Can the business really wait that long for a simple change? The answer is clear – most business users are expecting changes to their BI systems to be done in a matter of days if not less.
So, is traditional ETL the best way moving forward for new BI projects?
The answer is NO. With today’s technology including cloud data warehouses, replication methods, and powerful self-service visualization tools there is very little reason to go with the traditional ETL and legacy BI tools approach for any new BI project.
There are several other new techniques to solve the problem of getting the data out of the source system and presenting the data in a meaningful manner to the end user.
- Replication – Replicate the source data to the target database (increasingly cloud data bases like Snowflake or Amazon Redshift are becoming attractive target databases) and build the business logic post replication
- Data Virtualization with a semantic layer and caching in a fast database
I will cover more about these two approaches in future blogs.
What about existing ETL driven data warehouses and BI solutions?
If the existing ETL+BI solution does not require frequent changes and there is a low cost of maintenance, then my suggestion is let the users make use of the system till it loses its business value.
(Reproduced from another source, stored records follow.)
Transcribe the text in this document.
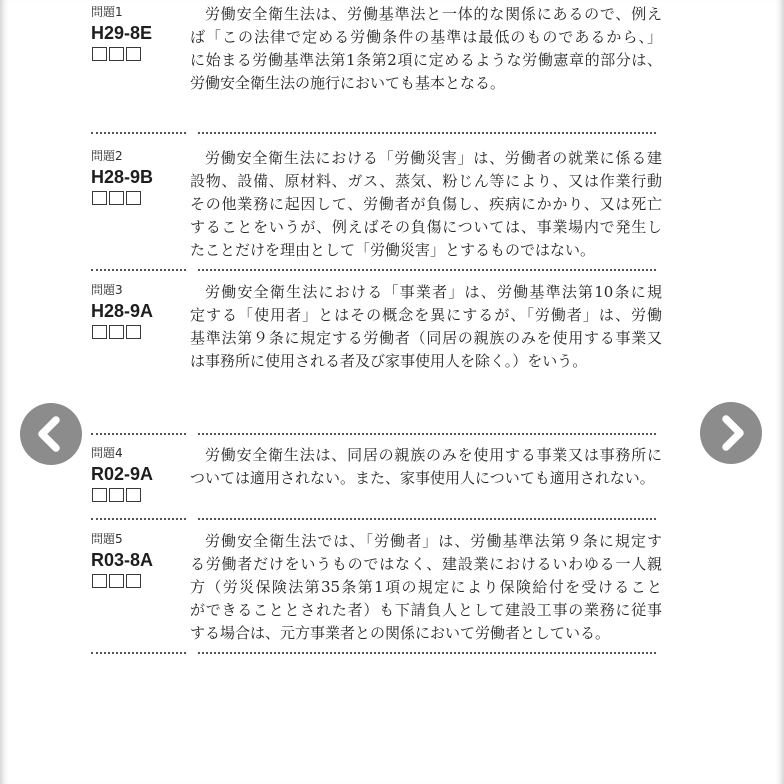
問題1
H29-8E
労働安全衛生法は、労働基準法と一体的な関係にあるので、例え
ば「この法律で定める労働条件の基準は最低のものであるから、」
に始まる労働基準法第1条第2項に定めるような労働憲章的部分は、
労働安全衛生法の施行においても基本となる。
問題2
H28-9B
労働安全衛生法における「労働災害」は、労働者の就業に係る建
設物、設備、原材料、ガス、蒸気、粉じん等により、又は作業行動
その他業務に起因して、労働者が負傷し、疾病にかかり、又は死亡
することをいうが、例えばその負傷については、事業場内で発生し
たことだけを理由として「労働災害」とするものではない。
問題3
H28-9A
労働安全衛生法における「事業者」は、労働基準法第10条に規
定する「使用者」とはその概念を異にするが、「労働者」は、労働
基準法第９条に規定する労働者（同居の親族のみを使用する事業又
は事務所に使用される者及び家事使用人を除く。）をいう。
問題4
R02-9A
労働安全衛生法は、同居の親族のみを使用する事業又は事務所に
ついては適用されない。また、家事使用人についても適用されない。
問題5
R03-8A
労働安全衛生法では、「労働者」は、労働基準法第９条に規定す
る労働者だけをいうものではなく、建設業におけるいわゆる一人親
方（労災保険法第35条第1項の規定により保険給付を受けること
ができることとされた者）も下請負人として建設工事の業務に従事
する場合は、元方事業者との関係において労働者としている。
If there is a significant change in the source system like move to cloud or an upgrade which needs a lot of change to the ETL, that might be the time to replace the legacy solution to the new architecture.
You don’t have to replace the whole solution to the new architecture at one. You can start with the business-critical reports and then consider stopping the software maintenance support for the legacy BI and ETL tools. Then you can take your time to migrate the other valuable content over to the new platforms and shut down the old ETL/BI solution in a phased manner.